Arnold Frances (California Institute of Technology, USA), Nobel Prize (2018) in Chemistry

Erb Tobias (Max Planck Institute for Terrestrial Microbiology, Germany)
Gouridis Giorgos (Institute of Molecular Biology & Biotechnology - FORTH, Greece)

Hilser Vincent (John Hopkins University, USA)

Hilvert Donald (ETH Zurich, Switzerland)

Moore Jeffrey (Merck, USA)

Plaxco Kevin (University of California, USA)

Poolman Bert (University of Groningen, The Netherlands)

Rives Alexander (Broad Institute of MIT and Harvard, USA)

The Onassis Foundation provides financial support for up to 35 Greek and 15 International qualified students (post Graduate and advanced Undergraduate) to cover their travel and accommodation subsistence.




Closing date for applications is the 5th of June 2025


Detailed information and on-line application through the website:

https://www.forth.gr/onassis/index.php?show=2025-07-07

"Biological systems have evolved over billions of years, with natural selection favoring the re-shaping of molecular structures and metabolic pathways that enhance survival in a continuously fluctuating chemical environment. Yet these solutions, optimized for fitness rather than human utility, are often suboptimal for applications in areas such as efficient chemistry, renewable energy, and medicine.

Directed evolution—a methodology inspired by natural selection but conducted in the laboratory—enables scientists to engineer proteins, enzymes, and even entire metabolic pathways with enhanced or novel functionalities. This approach involves iterative rounds of mutation and selection to traverse the vast "fitness landscapes" of molecular function. Initially laborious and time-consuming, directed evolution has become a central strategy in modern biotechnology, thanks to significant advances in high-throughput screening, rational design, and computational modeling.

The pioneering work of Frances Arnold, awarded the Nobel Prize in Chemistry in 2018, demonstrated that laboratory evolution can reliably outperform rational design in engineering complex molecular functions. Her contributions established directed evolution as a transformative force across chemistry and biology.

Beyond individual enzymes, synthetic biology has emerged as a complementary field, aiming to build and rewire entire cellular processes. Researchers are designing new-to-nature metabolic pathways, including those capable of capturing and converting CO₂, offering novel solutions to climate and sustainability challenges. Advances in membrane biology, minimal cell design, and the recreation of basic metabolic modules have further expanded the scope of cellular engineering. Recent work has also broadened the focus of re-engineering biology beyond catalysis to the fine-tuning of protein conformational landscapes and dynamic regulation. Insights from statistical thermodynamics and free-energy landscape theory are reshaping our understanding of how allosteric networks evolve and adapt, balancing affinity, efficiency, and environmental responsiveness. Strategies now aim not only to optimize catalysis, but also to reprogram internal communication networks and the dynamic behavior of proteins, enabling the design of more adaptable and responsive molecular systems.

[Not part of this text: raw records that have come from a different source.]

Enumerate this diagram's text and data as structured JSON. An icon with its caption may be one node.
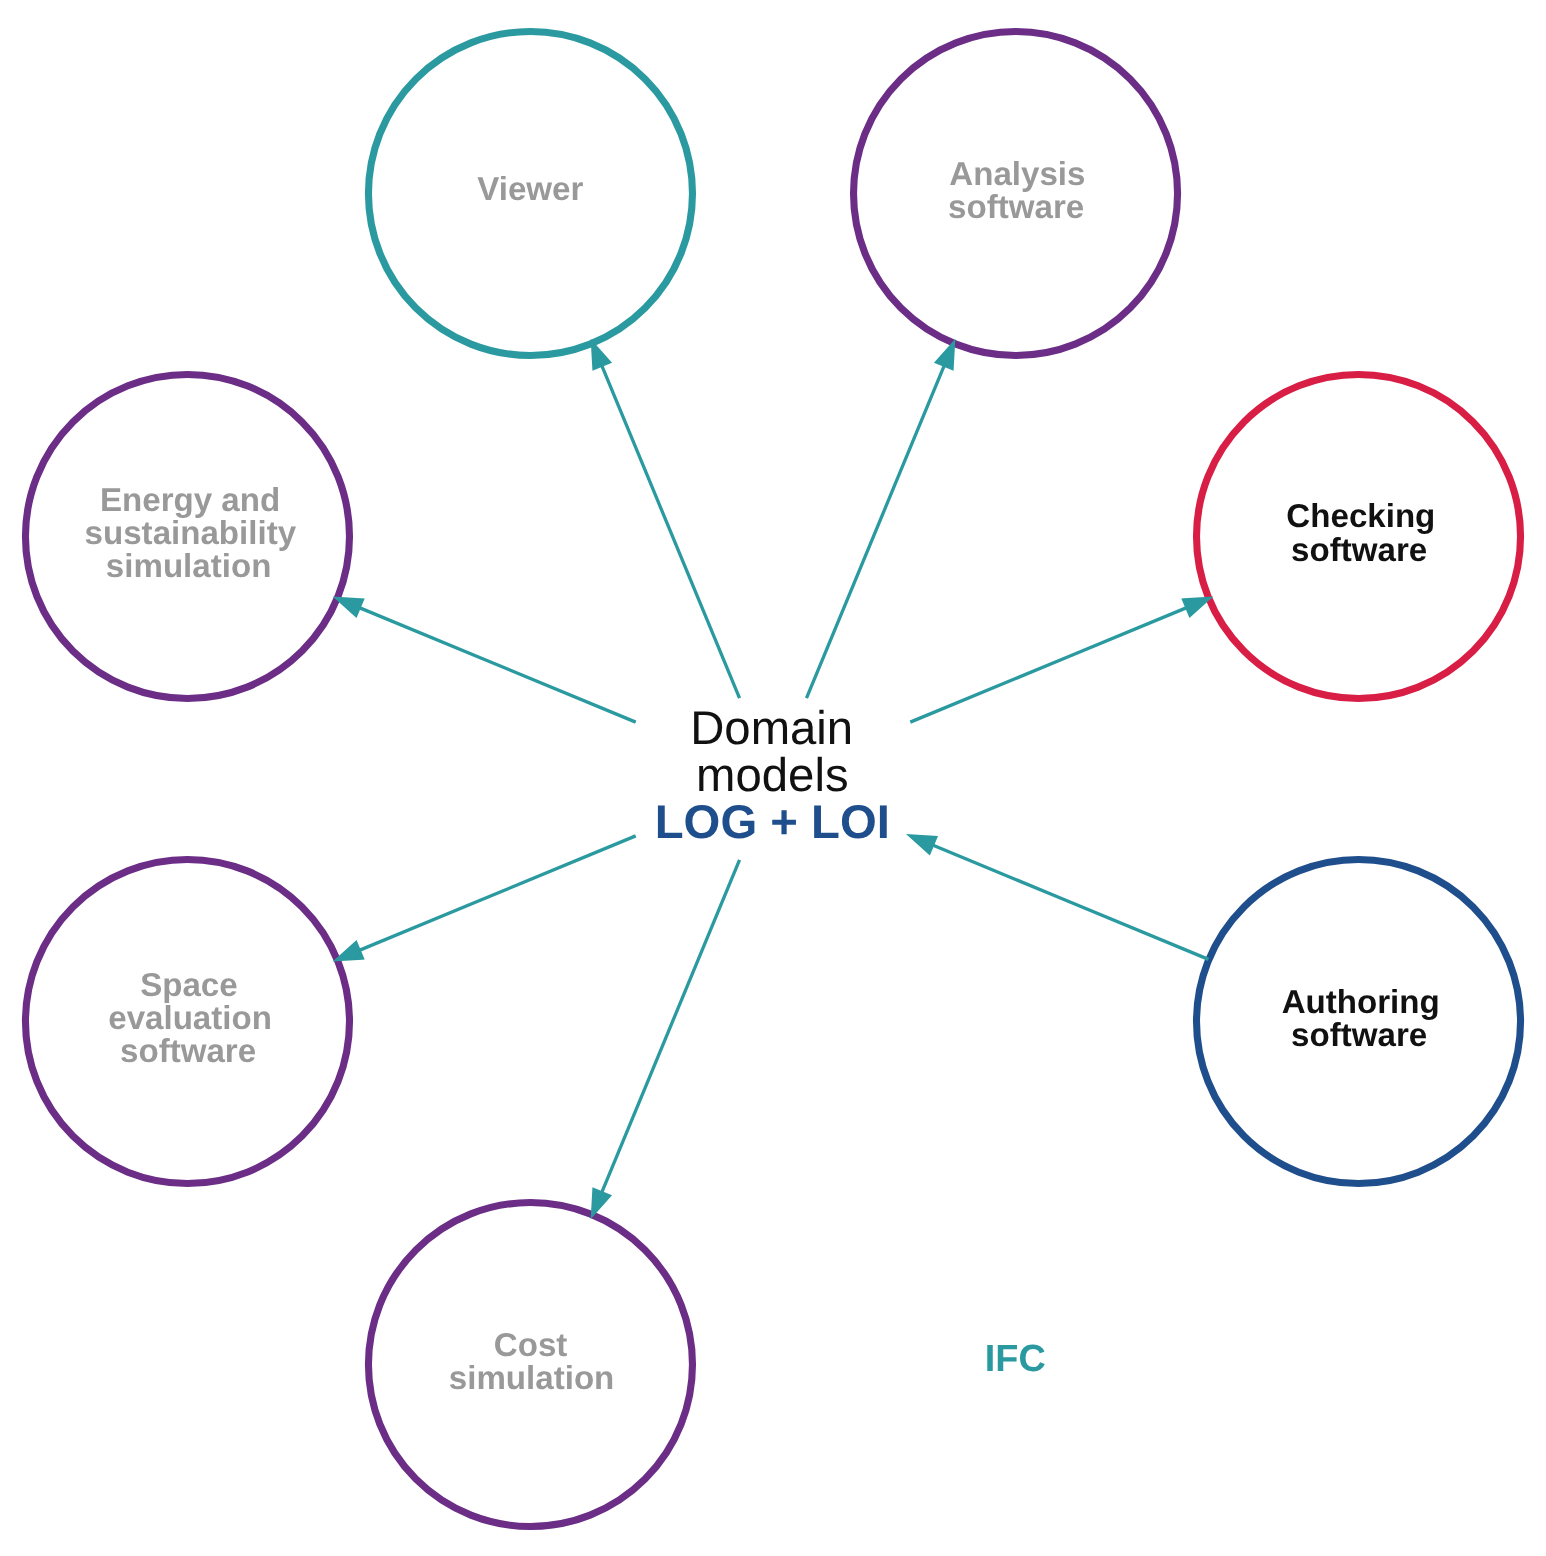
{
  "diagram": {
    "nodes": [
      {
        "text": [
          "Authoring software"
        ]
      },
      {
        "text": [
          "Checking software"
        ]
      },
      {
        "text": [
          "Analysis software"
        ]
      },
      {
        "text": [
          "Domain models",
          "LOG + LOI"
        ]
      },
      {
        "text": [
          "Viewer"
        ]
      },
      {
        "text": [
          "Energy and sustainability simulation"
        ]
      },
      {
        "text": [
          "Space evaluation software"
        ]
      },
      {
        "text": [
          "Cost simulation"
        ]
      }
    ],
    "edges": [
      {
        "from": 0,
        "to": 3,
        "arrow": "to"
      },
      {
        "from": 3,
        "to": 1,
        "arrow": "to"
      },
      {
        "from": 3,
        "to": 4,
        "arrow": "to"
      },
      {
        "from": 3,
        "to": 6,
        "arrow": "to"
      },
      {
        "from": 3,
        "to": 7,
        "arrow": "to"
      },
      {
        "from": 3,
        "to": 5,
        "arrow": "to"
      },
      {
        "from": 3,
        "to": 2,
        "arrow": "to"
      }
    ],
    "labels": [
      "IFC"
    ]
  }
}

Technological innovations have further reshaped the landscape. Ultrahigh-throughput methods, such as droplet-based microfluidics, allow millions of enzyme variants to be screened rapidly, accelerating the exploration of protein sequence space. Concurrently, developments in real-time biosensing and wearable molecular monitors are beginning to bridge the gap between engineered biological systems and direct clinical or industrial applications.

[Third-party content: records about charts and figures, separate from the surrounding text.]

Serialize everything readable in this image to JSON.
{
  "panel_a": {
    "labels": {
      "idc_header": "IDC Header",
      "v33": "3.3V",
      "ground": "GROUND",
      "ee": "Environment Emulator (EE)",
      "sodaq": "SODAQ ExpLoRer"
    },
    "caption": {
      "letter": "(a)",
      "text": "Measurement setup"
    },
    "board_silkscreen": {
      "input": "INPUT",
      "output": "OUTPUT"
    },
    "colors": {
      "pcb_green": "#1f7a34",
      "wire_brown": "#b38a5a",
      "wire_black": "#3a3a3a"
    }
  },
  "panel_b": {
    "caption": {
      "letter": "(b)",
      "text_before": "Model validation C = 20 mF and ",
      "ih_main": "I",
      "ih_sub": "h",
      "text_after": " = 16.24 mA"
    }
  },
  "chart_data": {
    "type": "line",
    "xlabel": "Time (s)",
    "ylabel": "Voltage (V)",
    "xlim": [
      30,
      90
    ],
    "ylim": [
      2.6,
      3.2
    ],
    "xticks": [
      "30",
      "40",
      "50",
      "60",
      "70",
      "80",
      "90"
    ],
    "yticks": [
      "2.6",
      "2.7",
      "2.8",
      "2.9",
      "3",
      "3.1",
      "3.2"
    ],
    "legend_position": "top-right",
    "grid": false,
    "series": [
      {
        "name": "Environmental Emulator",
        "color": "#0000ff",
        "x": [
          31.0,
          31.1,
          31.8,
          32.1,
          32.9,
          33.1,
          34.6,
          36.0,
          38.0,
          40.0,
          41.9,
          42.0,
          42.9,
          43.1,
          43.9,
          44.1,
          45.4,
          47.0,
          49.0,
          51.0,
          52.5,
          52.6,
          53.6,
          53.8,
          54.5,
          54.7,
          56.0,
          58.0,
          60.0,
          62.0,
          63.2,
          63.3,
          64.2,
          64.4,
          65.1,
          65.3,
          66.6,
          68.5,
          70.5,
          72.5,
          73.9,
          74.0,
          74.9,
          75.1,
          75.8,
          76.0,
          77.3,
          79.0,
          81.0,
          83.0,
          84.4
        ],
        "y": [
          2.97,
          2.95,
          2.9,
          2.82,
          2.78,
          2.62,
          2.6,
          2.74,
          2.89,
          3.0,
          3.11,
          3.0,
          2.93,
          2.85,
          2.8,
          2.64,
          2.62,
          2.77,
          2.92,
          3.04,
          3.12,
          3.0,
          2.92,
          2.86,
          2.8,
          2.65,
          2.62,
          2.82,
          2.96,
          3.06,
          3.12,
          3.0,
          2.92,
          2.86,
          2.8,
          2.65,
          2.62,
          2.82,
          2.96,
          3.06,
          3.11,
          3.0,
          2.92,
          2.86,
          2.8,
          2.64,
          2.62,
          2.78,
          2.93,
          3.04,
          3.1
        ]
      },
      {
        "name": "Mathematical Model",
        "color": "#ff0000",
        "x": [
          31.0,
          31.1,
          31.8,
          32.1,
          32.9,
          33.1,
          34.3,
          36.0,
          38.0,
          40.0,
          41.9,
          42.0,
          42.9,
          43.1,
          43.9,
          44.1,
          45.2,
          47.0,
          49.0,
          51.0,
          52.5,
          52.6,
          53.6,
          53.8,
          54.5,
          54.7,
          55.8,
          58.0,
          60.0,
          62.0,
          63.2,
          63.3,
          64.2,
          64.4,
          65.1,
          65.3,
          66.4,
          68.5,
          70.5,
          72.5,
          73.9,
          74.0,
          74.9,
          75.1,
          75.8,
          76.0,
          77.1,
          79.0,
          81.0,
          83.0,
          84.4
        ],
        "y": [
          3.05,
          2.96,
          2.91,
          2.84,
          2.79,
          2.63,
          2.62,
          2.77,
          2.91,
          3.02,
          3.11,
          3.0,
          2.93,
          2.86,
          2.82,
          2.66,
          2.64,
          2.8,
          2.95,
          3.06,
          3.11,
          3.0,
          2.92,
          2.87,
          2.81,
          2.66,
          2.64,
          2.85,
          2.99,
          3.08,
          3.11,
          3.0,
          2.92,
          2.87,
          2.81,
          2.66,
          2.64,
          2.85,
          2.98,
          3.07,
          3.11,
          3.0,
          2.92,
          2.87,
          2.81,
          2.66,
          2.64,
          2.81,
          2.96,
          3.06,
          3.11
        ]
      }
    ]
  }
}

Artificial intelligence has entered the field as a powerful accelerator. Large-scale protein language models and AI-driven structure prediction tools are enabling the in-silico design of functional biomolecules at an unprecedented pace, opening vast new territories for synthetic biology and biotechnology.

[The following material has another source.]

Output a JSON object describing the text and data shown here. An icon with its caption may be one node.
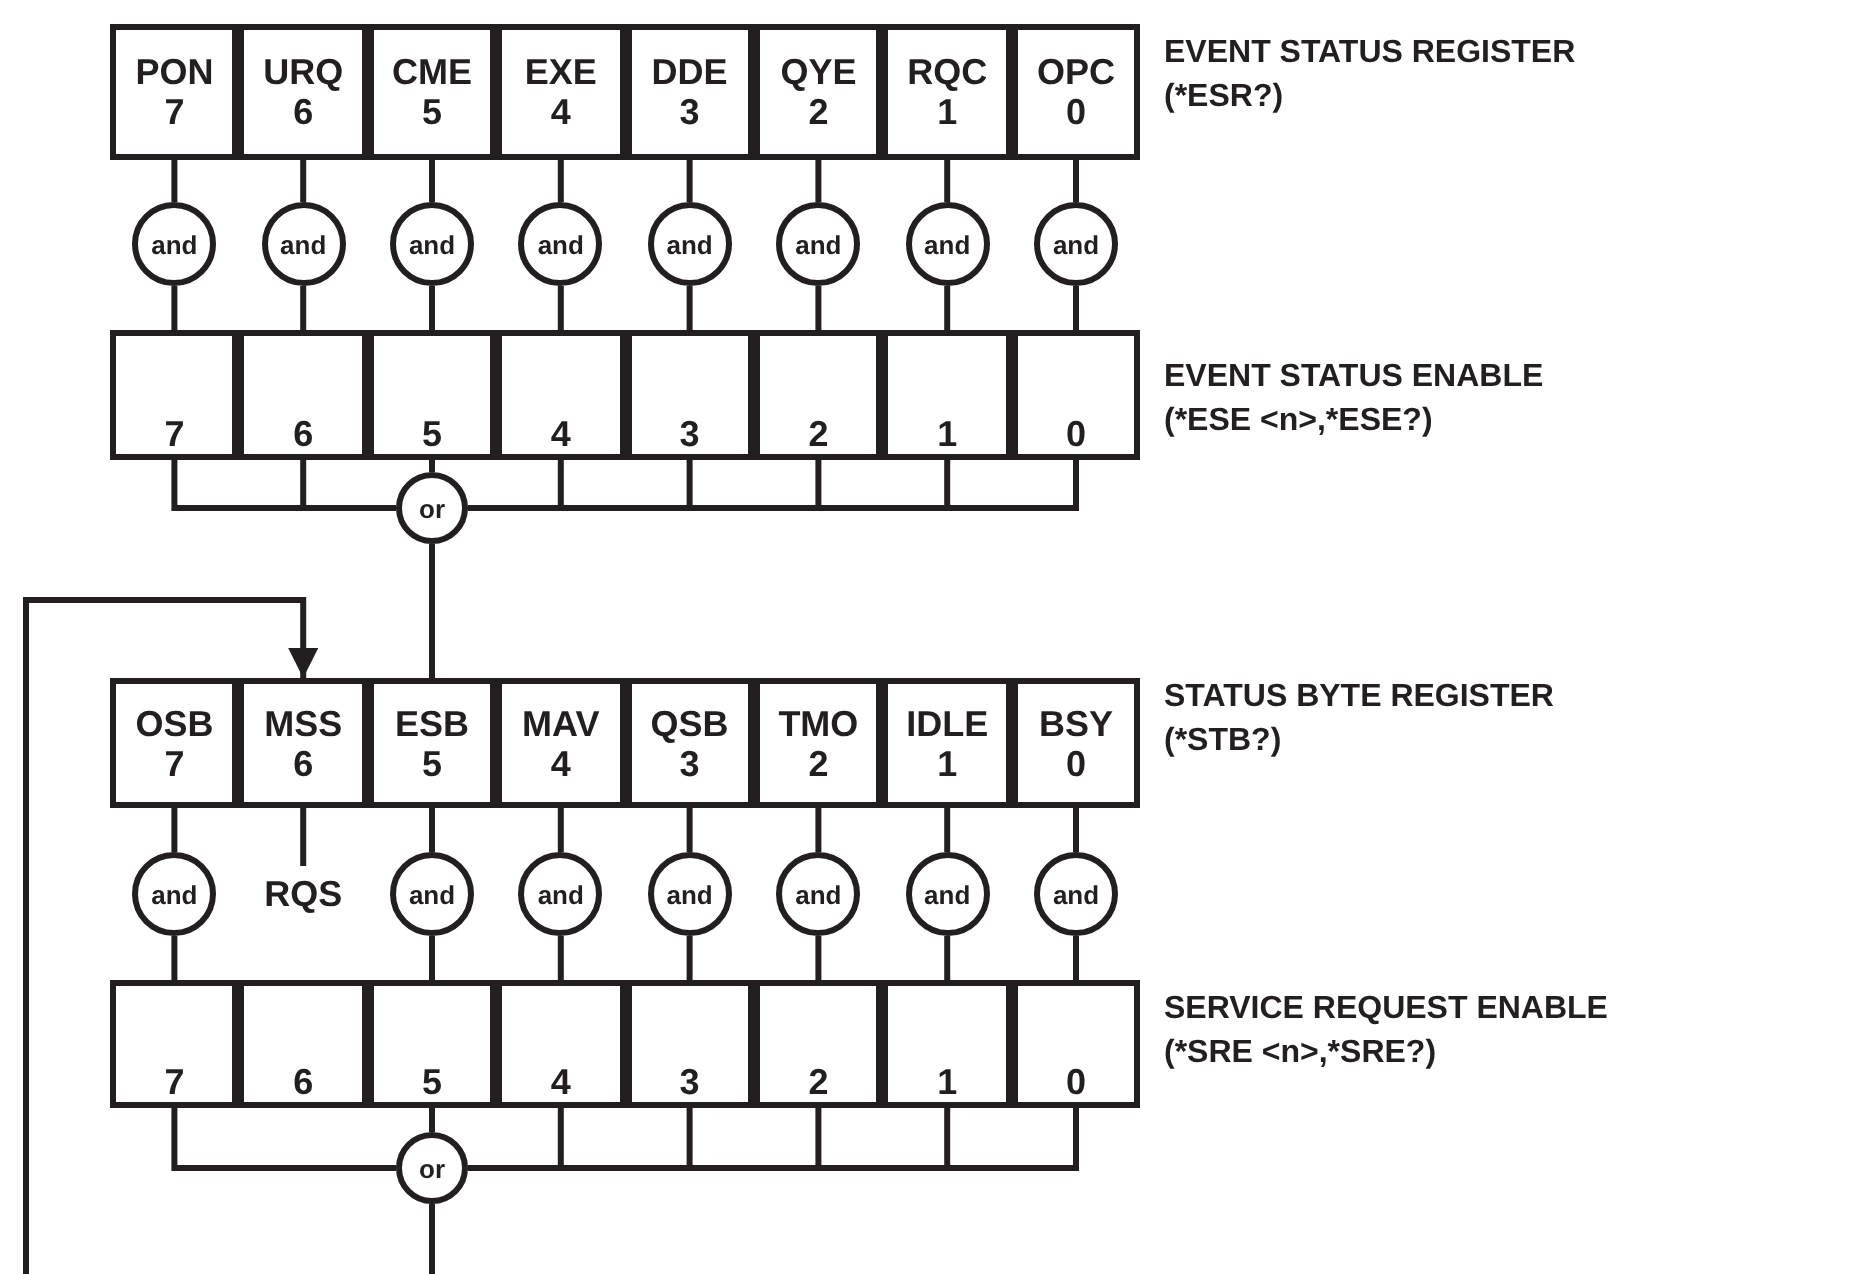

Τhis year’s Onassis Lectures are devoted to the advances, challenges, and future prospects of re-engineering biology through directed evolution and synthetic cellular pathways. TThe series will highlight groundbreaking technologies and conceptual innovations, featuring presentations from world leaders in enzyme engineering, synthetic metabolism, minimal cell construction, thermodynamic modeling of protein evolution, and AI-driven biological design".